Is the following efficient? I was mainly concerned about the push! function.
function writeToFile(filename::String, am::Vector{Am})
df=DataFrame(name1=Int[], name2=Int[], name3=Int[])
for a in am
push!(df,[a.name1,a.name2,a.name3])
end
CSV.write(filename,df)
end
using CSV
mutable struct myType
index::Int # Int64
sIndex::Int # Int64
myType() = new(0,0)
end
function writeToFile(filename::String, a::Vector{myType})
@assert length(a)>0
CSV.write(filename,a)
end
function main()
aVector = Vector{myType}(6)
for i in 1:6
aVector[i] = myType()
aVector[i].index=i
aVector[i].sIndex = i
end
writeToFile("path to my csv", aVector)
end
main()
I got an error, saying that "ArgumentError: no default Tables.row implementation for type: Array{myType, 1}.
The following only applies if you have the latest version of Tables.jl (which is 0.1.14), I’m not sure it will work in earlier versions.
A NamedTuple is an object of type (a=1, b="something"): like a Tuple except it has names. An Array of NamedTuples (for example v = [(a=i, b=i+1) for i in 1:3]) can be considered a table and therefore you can do CSV.write(filename, v). I thought am was a vector of named tuples. If it isn’t, instead of allocating a DataFrame (in case your data is really big and you are afraid this could slow things down) you can simply generate a NamedTuple iterator and write it to CSV.
itr = ((name1=a.name1, name2=a.name2, name3=a.name3) for a in am)
CSV.write(filename, itr)
This way you avoid allocating the DataFrame and the data is streamed directly from your vector to the CSV. Note that itr is probably a better way to convert to DataFrame. For example you could just do DataFrame(itr) and get the DataFrame (avoiding the temporary vectors [a.name1, a.name2, a.name3]).

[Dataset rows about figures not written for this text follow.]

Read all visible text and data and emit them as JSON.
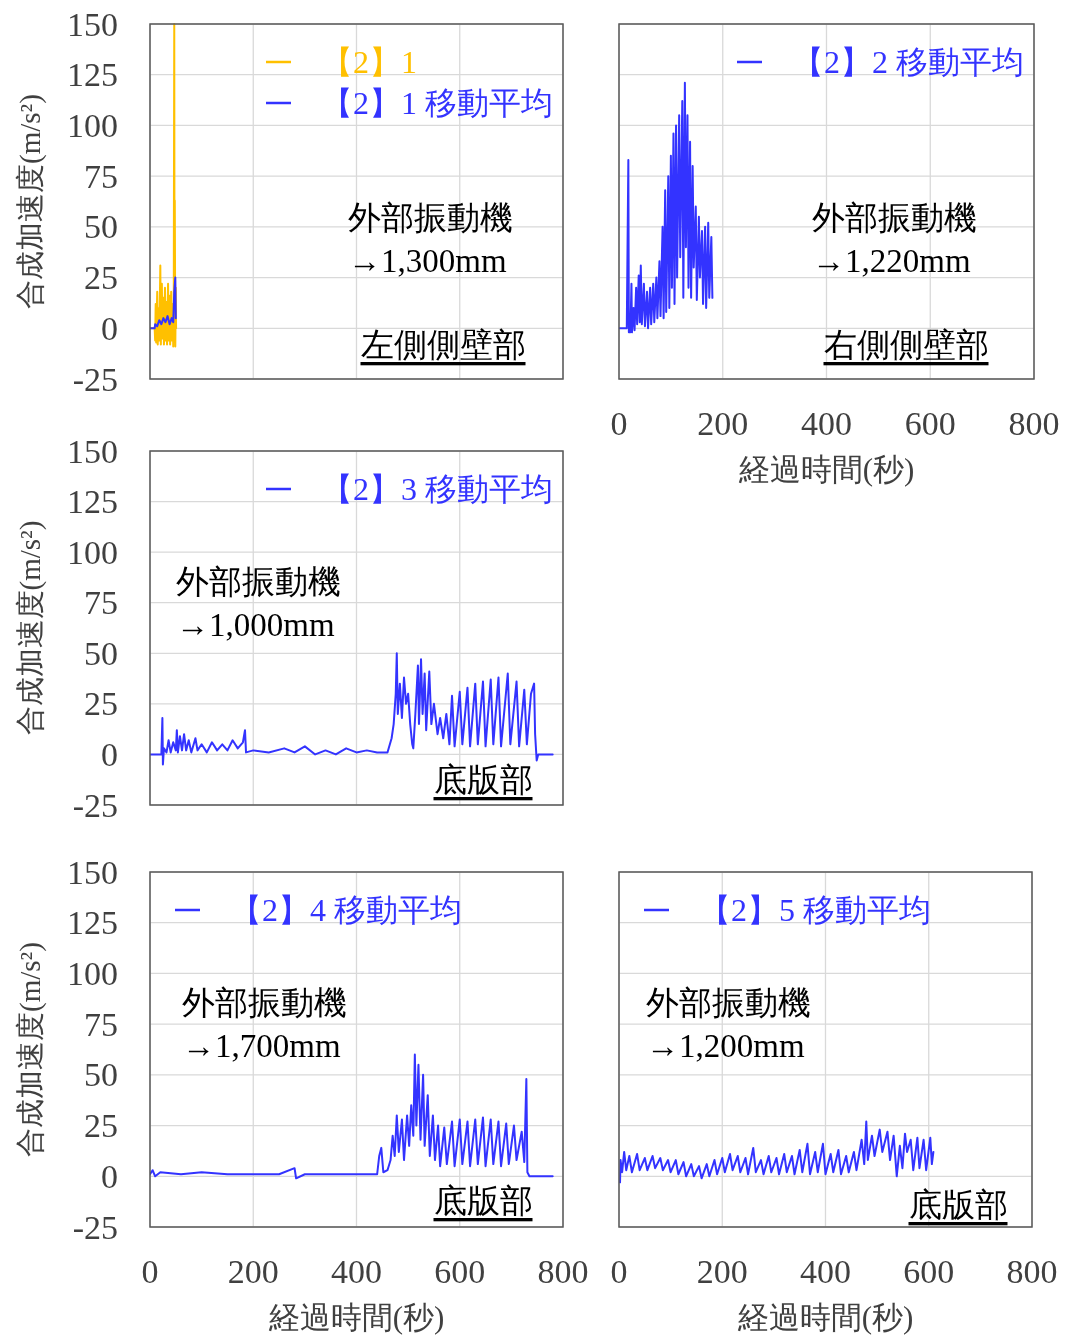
{
  "chart_data": [
    {
      "type": "line",
      "ylabel": "合成加速度(m/s²)",
      "xlim": [
        0,
        800
      ],
      "xticks": [
        0,
        200,
        400,
        600,
        800
      ],
      "ylim": [
        -25,
        150
      ],
      "yticks": [
        -25,
        0,
        25,
        50,
        75,
        100,
        125,
        150
      ],
      "grid": true,
      "legend": "top right",
      "tick_labels": "y",
      "annotations": [
        "外部振動機\n→1,300mm",
        "左側側壁部"
      ],
      "series": [
        {
          "name": "【2】1",
          "color": "#ffc000",
          "x": [
            0,
            9,
            10,
            11,
            12,
            14,
            15,
            17,
            18,
            20,
            21,
            23,
            24,
            26,
            27,
            29,
            30,
            32,
            33,
            35,
            36,
            38,
            39,
            41,
            42,
            44,
            45,
            46,
            47,
            47.5,
            48,
            49,
            50,
            50.5
          ],
          "values": [
            0,
            0,
            -6,
            12,
            -7,
            18,
            -8,
            10,
            -6,
            31,
            -8,
            22,
            -5,
            15,
            -8,
            20,
            -6,
            13,
            -8,
            22,
            -6,
            16,
            -8,
            18,
            -6,
            12,
            -9,
            8,
            150,
            -5,
            63,
            -9,
            20,
            0
          ]
        },
        {
          "name": "【2】1 移動平均",
          "color": "#3333ff",
          "x": [
            0,
            9,
            10,
            14,
            18,
            22,
            26,
            30,
            34,
            38,
            42,
            45,
            47,
            49,
            50
          ],
          "values": [
            0,
            0,
            2,
            1,
            4,
            2,
            5,
            3,
            6,
            2,
            5,
            3,
            18,
            25,
            5
          ]
        }
      ]
    },
    {
      "type": "line",
      "xlabel": "経過時間(秒)",
      "xlim": [
        0,
        800
      ],
      "xticks": [
        0,
        200,
        400,
        600,
        800
      ],
      "ylim": [
        -25,
        150
      ],
      "yticks": [
        -25,
        0,
        25,
        50,
        75,
        100,
        125,
        150
      ],
      "grid": true,
      "legend": "top right",
      "tick_labels": "x",
      "annotations": [
        "外部振動機\n→1,220mm",
        "右側側壁部"
      ],
      "series": [
        {
          "name": "【2】2 移動平均",
          "color": "#3333ff",
          "x": [
            0,
            15,
            18,
            19,
            22,
            24,
            25,
            28,
            30,
            33,
            35,
            38,
            40,
            42,
            44,
            48,
            50,
            54,
            56,
            60,
            62,
            66,
            68,
            72,
            74,
            78,
            80,
            84,
            86,
            89,
            91,
            95,
            97,
            100,
            102,
            105,
            107,
            110,
            112,
            116,
            118,
            122,
            124,
            127,
            129,
            132,
            134,
            137,
            139,
            142,
            144,
            148,
            150,
            154,
            156,
            160,
            162,
            166,
            168,
            172,
            174,
            178,
            180
          ],
          "values": [
            0,
            0,
            83,
            -2,
            -2,
            22,
            -2,
            10,
            -1,
            20,
            2,
            26,
            3,
            31,
            2,
            22,
            1,
            18,
            0,
            20,
            2,
            22,
            3,
            25,
            5,
            33,
            6,
            50,
            5,
            68,
            8,
            75,
            10,
            85,
            20,
            96,
            12,
            100,
            25,
            105,
            35,
            112,
            15,
            121,
            40,
            105,
            20,
            92,
            15,
            80,
            30,
            60,
            14,
            55,
            25,
            48,
            12,
            50,
            10,
            52,
            15,
            45,
            15
          ]
        }
      ]
    },
    {
      "type": "line",
      "ylabel": "合成加速度(m/s²)",
      "xlim": [
        0,
        800
      ],
      "xticks": [
        0,
        200,
        400,
        600,
        800
      ],
      "ylim": [
        -25,
        150
      ],
      "yticks": [
        -25,
        0,
        25,
        50,
        75,
        100,
        125,
        150
      ],
      "grid": true,
      "legend": "top right",
      "tick_labels": "y",
      "annotations": [
        "外部振動機\n→1,000mm",
        "底版部"
      ],
      "series": [
        {
          "name": "【2】3 移動平均",
          "color": "#3333ff",
          "x": [
            0,
            22,
            24,
            25,
            27,
            32,
            36,
            40,
            45,
            50,
            52,
            54,
            58,
            62,
            66,
            70,
            75,
            80,
            88,
            92,
            100,
            110,
            120,
            130,
            140,
            150,
            160,
            170,
            180,
            184,
            186,
            200,
            230,
            260,
            280,
            300,
            320,
            340,
            360,
            380,
            400,
            420,
            440,
            460,
            468,
            472,
            476,
            478,
            480,
            484,
            488,
            492,
            496,
            500,
            504,
            508,
            510,
            514,
            519,
            521,
            525,
            528,
            532,
            535,
            541,
            545,
            550,
            557,
            562,
            568,
            574,
            580,
            585,
            590,
            600,
            605,
            615,
            620,
            630,
            635,
            645,
            650,
            660,
            665,
            675,
            680,
            693,
            698,
            710,
            715,
            725,
            730,
            738,
            744,
            746,
            749,
            752,
            780
          ],
          "values": [
            0,
            0,
            18,
            -5,
            3,
            1,
            7,
            1,
            6,
            2,
            12,
            1,
            9,
            2,
            10,
            2,
            7,
            1,
            8,
            2,
            5,
            1,
            6,
            2,
            5,
            2,
            7,
            3,
            6,
            12,
            1,
            2,
            1,
            3,
            1,
            4,
            0,
            2,
            0,
            3,
            1,
            2,
            1,
            1,
            8,
            15,
            30,
            50,
            20,
            35,
            18,
            38,
            25,
            30,
            15,
            5,
            3,
            20,
            44,
            15,
            47,
            20,
            40,
            12,
            41,
            15,
            25,
            10,
            18,
            8,
            20,
            5,
            29,
            4,
            31,
            5,
            33,
            4,
            35,
            5,
            36,
            4,
            37,
            5,
            38,
            4,
            40,
            5,
            36,
            4,
            32,
            5,
            30,
            35,
            10,
            -3,
            0,
            0
          ]
        }
      ]
    },
    {
      "type": "line",
      "ylabel": "合成加速度(m/s²)",
      "xlabel": "経過時間(秒)",
      "xlim": [
        0,
        800
      ],
      "xticks": [
        0,
        200,
        400,
        600,
        800
      ],
      "ylim": [
        -25,
        150
      ],
      "yticks": [
        -25,
        0,
        25,
        50,
        75,
        100,
        125,
        150
      ],
      "grid": true,
      "legend": "top left",
      "annotations": [
        "外部振動機\n→1,700mm",
        "底版部"
      ],
      "series": [
        {
          "name": "【2】4 移動平均",
          "color": "#3333ff",
          "x": [
            0,
            5,
            10,
            20,
            60,
            100,
            150,
            200,
            250,
            280,
            283,
            300,
            350,
            400,
            440,
            444,
            448,
            452,
            460,
            466,
            470,
            474,
            478,
            482,
            488,
            492,
            498,
            502,
            506,
            510,
            513,
            516,
            520,
            524,
            529,
            532,
            538,
            542,
            548,
            552,
            558,
            562,
            570,
            575,
            585,
            590,
            600,
            605,
            615,
            620,
            630,
            635,
            645,
            650,
            660,
            665,
            675,
            680,
            690,
            695,
            705,
            710,
            720,
            725,
            729,
            731,
            735,
            780
          ],
          "values": [
            1,
            3,
            0,
            2,
            1,
            2,
            1,
            1,
            1,
            4,
            -1,
            1,
            1,
            1,
            1,
            10,
            14,
            2,
            3,
            8,
            20,
            10,
            30,
            12,
            28,
            8,
            30,
            15,
            35,
            20,
            60,
            25,
            55,
            18,
            50,
            15,
            40,
            10,
            30,
            8,
            25,
            5,
            24,
            6,
            27,
            5,
            28,
            6,
            27,
            5,
            28,
            6,
            29,
            5,
            28,
            6,
            27,
            5,
            26,
            6,
            25,
            8,
            22,
            7,
            48,
            2,
            0,
            0
          ]
        }
      ]
    },
    {
      "type": "line",
      "xlabel": "経過時間(秒)",
      "xlim": [
        0,
        800
      ],
      "xticks": [
        0,
        200,
        400,
        600,
        800
      ],
      "ylim": [
        -25,
        150
      ],
      "yticks": [
        -25,
        0,
        25,
        50,
        75,
        100,
        125,
        150
      ],
      "grid": true,
      "legend": "top left",
      "tick_labels": "x",
      "annotations": [
        "外部振動機\n→1,200mm",
        "底版部"
      ],
      "series": [
        {
          "name": "【2】5 移動平均",
          "color": "#3333ff",
          "x": [
            2,
            3,
            6,
            10,
            14,
            20,
            25,
            35,
            40,
            50,
            55,
            65,
            70,
            80,
            85,
            95,
            100,
            110,
            115,
            125,
            130,
            140,
            145,
            155,
            160,
            170,
            175,
            185,
            190,
            200,
            205,
            215,
            220,
            230,
            235,
            245,
            250,
            260,
            265,
            275,
            280,
            290,
            295,
            305,
            310,
            320,
            325,
            335,
            340,
            350,
            355,
            365,
            370,
            380,
            385,
            395,
            400,
            410,
            415,
            425,
            430,
            440,
            445,
            455,
            460,
            470,
            475,
            479,
            482,
            490,
            495,
            505,
            510,
            520,
            525,
            532,
            538,
            544,
            549,
            554,
            558,
            565,
            570,
            578,
            582,
            590,
            595,
            603,
            606,
            609
          ],
          "values": [
            -3,
            8,
            2,
            12,
            3,
            10,
            2,
            11,
            3,
            9,
            3,
            10,
            4,
            9,
            3,
            8,
            2,
            8,
            1,
            7,
            0,
            6,
            0,
            5,
            -1,
            6,
            0,
            8,
            1,
            9,
            2,
            11,
            3,
            10,
            2,
            9,
            1,
            14,
            2,
            8,
            1,
            10,
            2,
            9,
            1,
            11,
            2,
            10,
            1,
            13,
            2,
            16,
            1,
            12,
            2,
            16,
            1,
            11,
            2,
            13,
            1,
            10,
            2,
            12,
            3,
            18,
            6,
            27,
            8,
            20,
            10,
            23,
            12,
            22,
            8,
            20,
            0,
            15,
            4,
            21,
            12,
            18,
            3,
            19,
            4,
            18,
            3,
            19,
            6,
            12
          ]
        }
      ]
    }
  ]
}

As an alternative, if your data is stored as a DataFrame and therefore in columnar storage (it is basically a list of vectors), you can convert it to a named tuple of arrays with Tables.columntable(df) and then create a StructArray from it:
using StructArrays
cols = Tables.columntable(df)
StructArray{MyType}(cols)
Yes, note that you can do table = CSV.File(file) |> Tables.columntable to materialize a csv file into a NamedTuple of Vectors directly, no intermediate construction into a DataFrame. In general, you can directly materialize a csv file into any Tables.jl-compatible “sink” function, like SQLite.load!, Feather.write, IndexedTables.table, etc. It makes it nice to not have to always intermediate through DataFrames if that’s not needed.